Shionogi’s preliminary data “confirmed that S-217622, an oral antiviral drug that selectively inhibits 3CL protease, exhibits high antiviral activity against the omicron variant” as it does with other strains, the company said in a statement.
Clinical trials with asymptomatic or mildly ill people began in late September and are in the final phase. The company plans to apply for Japanese approval this month.
The data comes from lab studies using omicron samples Shionogi received from Japan’s National Institute of Infectious Diseases this month.

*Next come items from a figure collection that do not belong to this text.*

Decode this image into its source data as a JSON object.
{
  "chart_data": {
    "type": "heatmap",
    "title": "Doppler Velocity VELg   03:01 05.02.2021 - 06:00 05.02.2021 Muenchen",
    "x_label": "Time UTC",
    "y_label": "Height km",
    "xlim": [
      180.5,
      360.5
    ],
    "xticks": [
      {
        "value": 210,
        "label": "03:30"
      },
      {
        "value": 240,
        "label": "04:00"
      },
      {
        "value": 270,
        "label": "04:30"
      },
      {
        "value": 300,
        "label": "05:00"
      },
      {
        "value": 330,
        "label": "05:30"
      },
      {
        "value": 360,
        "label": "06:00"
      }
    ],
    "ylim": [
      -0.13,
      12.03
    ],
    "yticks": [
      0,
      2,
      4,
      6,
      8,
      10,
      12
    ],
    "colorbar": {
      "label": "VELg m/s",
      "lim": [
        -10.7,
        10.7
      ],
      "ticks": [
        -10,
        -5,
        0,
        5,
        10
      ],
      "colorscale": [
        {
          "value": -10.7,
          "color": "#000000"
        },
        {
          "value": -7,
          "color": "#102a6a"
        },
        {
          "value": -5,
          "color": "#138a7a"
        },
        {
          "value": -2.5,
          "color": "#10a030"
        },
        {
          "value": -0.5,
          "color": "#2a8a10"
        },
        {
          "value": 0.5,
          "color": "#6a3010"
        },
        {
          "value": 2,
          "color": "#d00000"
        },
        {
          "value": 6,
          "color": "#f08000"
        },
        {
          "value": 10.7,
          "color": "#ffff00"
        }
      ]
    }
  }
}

Shionogi is also developing a COVID-19 vaccine and building a system to test it against the omicron variant. In the event existing vaccines lose efficacy, the company has also finished the antigen design of the vaccine against the omicron.
Shionogi’s news follows Pfizer’s application for U.S. authorization of Paxlovid, a therapy consisting of two types of pills for those with mild to moderate symptoms. On Dec. 14, the U.S. company reported an initial analysis indicating that one type, nirmatrelvir, “potently inhibited the 3CL protease associated with omicron” in lab studies. Pfizer has agreed to supply Japan with 2 million doses of the antiviral treatment.
Merck’s pill, molnupiravir, won U.K. approval in November, and an application for Japanese authorization covering manufacturing and sales was filed Dec. 3. The medication is expected to be effective regardless of mutations and likely would work against omicron, said a spokesperson at MSD, the Japanese arm of the U.S. drugmaker.